2019-05-07 10:51:45  来源:张家口新闻网

  喝酒

  ◎程前(宣化)

  我喝酒可有年头了,应该可以追溯到七八岁的时候。也许是娇惯的吧,父亲不许我抽烟,但却惯着我喝酒。从最小蘸着筷子头就开始和酒有了接触,父亲拿筷子蘸着酒让我舔,一股辛辣的味道直窜喉头,呛得厉害,而我却咧开嘴笑得咯咯的。看来我和酒是有缘的,我是闻着白酒的甘甜醇厚中成长的。

  每到逢年过节我父亲必要东凑西拼几个像样的下酒菜,让我到供销社去打上些许散白酒,请上本家的长辈,我爷爷奶奶,四爷爷一家子,大家伙围坐在一张磨得已经没了漆面的小四方桌边推杯换盏,拉拉家常,乐呵乐呵。每次这个时候,我就会被奶奶举架到桌子边上,而我奶奶却是不上桌的,和母亲在厨房里忙乎着。等忙完了,我奶奶也不吃菜,往炕沿下一站,端起牛眼睛酒樽,一饮而尽,算是完成任务。而我却像个宾客一样端坐在桌子旁,跟着长辈推杯换盏。奶奶离开已经三十多年了,每每想起,心中老有酸楚和隐痛。奶奶是疼我的。

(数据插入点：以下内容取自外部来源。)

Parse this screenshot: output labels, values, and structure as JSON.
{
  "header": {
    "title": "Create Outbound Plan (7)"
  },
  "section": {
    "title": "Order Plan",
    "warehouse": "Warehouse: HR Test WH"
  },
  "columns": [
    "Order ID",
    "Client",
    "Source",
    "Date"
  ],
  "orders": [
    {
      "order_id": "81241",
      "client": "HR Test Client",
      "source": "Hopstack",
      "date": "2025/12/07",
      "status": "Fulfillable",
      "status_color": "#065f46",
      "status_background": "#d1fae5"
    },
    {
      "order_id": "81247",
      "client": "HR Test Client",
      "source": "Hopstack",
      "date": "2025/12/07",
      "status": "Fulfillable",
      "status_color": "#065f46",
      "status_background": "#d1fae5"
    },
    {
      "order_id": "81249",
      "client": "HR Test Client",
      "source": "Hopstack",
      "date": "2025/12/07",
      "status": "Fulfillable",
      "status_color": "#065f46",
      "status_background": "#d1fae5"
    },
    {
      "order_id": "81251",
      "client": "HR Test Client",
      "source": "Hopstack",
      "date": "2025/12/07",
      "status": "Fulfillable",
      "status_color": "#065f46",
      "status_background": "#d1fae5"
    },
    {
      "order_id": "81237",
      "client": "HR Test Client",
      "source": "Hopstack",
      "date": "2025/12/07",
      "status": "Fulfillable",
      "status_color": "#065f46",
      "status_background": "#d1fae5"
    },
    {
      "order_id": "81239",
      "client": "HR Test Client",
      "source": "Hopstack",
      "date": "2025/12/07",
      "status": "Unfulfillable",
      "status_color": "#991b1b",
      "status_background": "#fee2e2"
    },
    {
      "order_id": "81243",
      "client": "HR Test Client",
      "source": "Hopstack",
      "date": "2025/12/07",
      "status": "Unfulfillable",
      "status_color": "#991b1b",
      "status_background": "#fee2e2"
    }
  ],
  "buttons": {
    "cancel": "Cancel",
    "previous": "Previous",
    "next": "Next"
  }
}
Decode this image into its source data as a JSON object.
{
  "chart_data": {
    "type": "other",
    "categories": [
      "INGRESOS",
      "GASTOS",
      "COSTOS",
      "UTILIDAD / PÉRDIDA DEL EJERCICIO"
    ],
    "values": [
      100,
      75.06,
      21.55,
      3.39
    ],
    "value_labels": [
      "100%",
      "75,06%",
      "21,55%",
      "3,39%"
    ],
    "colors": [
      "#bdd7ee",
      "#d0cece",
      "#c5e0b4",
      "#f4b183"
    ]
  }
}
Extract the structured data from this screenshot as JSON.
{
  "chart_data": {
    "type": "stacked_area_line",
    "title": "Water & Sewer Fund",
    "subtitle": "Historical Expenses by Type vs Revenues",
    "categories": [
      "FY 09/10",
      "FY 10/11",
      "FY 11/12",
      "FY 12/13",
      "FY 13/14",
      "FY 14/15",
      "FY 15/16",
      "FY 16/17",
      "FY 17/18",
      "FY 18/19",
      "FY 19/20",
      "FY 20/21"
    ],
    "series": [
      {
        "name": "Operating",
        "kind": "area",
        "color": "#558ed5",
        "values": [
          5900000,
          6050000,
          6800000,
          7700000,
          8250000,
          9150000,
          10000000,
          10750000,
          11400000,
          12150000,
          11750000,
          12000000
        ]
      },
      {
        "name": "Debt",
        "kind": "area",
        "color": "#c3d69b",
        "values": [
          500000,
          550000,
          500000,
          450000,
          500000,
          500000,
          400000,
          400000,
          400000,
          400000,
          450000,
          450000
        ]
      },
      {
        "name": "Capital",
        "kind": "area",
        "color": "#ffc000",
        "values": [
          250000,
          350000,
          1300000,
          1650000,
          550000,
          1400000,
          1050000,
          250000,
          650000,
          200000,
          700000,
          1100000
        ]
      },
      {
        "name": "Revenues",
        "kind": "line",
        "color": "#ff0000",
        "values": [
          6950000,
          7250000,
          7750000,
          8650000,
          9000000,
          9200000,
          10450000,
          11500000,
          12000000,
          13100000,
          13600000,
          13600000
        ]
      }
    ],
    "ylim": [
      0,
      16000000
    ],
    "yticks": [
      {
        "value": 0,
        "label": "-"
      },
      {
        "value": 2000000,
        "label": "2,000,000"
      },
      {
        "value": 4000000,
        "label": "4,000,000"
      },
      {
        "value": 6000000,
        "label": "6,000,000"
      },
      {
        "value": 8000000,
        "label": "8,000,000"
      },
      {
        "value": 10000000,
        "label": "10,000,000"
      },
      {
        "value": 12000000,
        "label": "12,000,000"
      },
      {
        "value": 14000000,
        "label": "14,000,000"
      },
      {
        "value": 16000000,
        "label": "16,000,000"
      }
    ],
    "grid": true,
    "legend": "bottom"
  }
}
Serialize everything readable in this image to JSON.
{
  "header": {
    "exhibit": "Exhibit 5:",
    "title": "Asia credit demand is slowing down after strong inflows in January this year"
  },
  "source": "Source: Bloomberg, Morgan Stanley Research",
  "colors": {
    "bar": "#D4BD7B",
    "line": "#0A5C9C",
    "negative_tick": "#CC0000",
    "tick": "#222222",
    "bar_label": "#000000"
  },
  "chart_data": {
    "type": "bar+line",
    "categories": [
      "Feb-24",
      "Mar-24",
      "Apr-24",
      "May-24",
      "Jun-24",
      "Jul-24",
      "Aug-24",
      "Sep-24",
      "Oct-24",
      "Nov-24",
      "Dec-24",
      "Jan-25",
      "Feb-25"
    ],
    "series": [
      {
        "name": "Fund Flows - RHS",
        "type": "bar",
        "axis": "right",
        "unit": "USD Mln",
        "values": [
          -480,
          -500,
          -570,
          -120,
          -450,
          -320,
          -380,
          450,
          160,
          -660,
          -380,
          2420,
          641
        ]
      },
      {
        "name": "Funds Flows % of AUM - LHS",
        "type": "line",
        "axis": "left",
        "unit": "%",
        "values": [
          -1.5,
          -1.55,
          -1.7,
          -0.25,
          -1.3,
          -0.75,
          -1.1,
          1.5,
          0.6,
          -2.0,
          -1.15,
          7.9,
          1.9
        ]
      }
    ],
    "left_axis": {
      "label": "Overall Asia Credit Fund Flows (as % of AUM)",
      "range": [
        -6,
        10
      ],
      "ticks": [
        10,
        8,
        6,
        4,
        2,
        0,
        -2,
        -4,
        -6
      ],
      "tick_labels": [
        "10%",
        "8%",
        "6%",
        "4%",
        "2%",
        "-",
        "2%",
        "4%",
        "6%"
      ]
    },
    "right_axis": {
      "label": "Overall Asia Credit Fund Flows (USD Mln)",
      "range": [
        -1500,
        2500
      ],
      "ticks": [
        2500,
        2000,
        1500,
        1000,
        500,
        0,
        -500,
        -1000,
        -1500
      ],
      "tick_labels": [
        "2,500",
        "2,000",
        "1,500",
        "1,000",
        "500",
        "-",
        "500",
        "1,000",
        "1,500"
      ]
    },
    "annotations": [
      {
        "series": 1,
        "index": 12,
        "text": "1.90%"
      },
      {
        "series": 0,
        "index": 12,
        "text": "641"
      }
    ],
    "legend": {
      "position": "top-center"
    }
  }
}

  每年一到春耕或是秋收的季节,都是农人们最忙累的时候,也是需要干活后犒劳一下自己的,解解乏困。当与父母扛着家伙什,拖着疲惫的身躯回到家后,父亲嘱咐我的第一句话是:“去,打点儿酒去,解解乏!”我便乐不可支地一溜烟去了。打上一斤散白酒,称点豆腐皮,弄点花生米酥豆,来点辣椒酱蘸大葱,母亲再在豆腐山药的熬菜中放点肉星,那是喝酒的绝佳菜品。往嘴里丢一颗花生豆,“咯嘣”一声脆,撕一张豆腐皮,卷上蘸酱的葱,猛地撕咬一口,满嘴的豆香夹着葱香裹着辣椒的味道。一扬脖子一口酒,那感觉真是无法用语言来表述的。“多年父子成兄弟”,我和父亲喝酒没有一点拘束感,每次喝酒都会和父亲哼哈起来,酒过几杯,还会因为看法的不一致而辩驳一番。父亲是高小文化,算是文化人,而我却是少不更事年少轻狂。往往这个时候,母亲一句“快都悄悄的”,我们便偃旗息鼓自顾喝酒了。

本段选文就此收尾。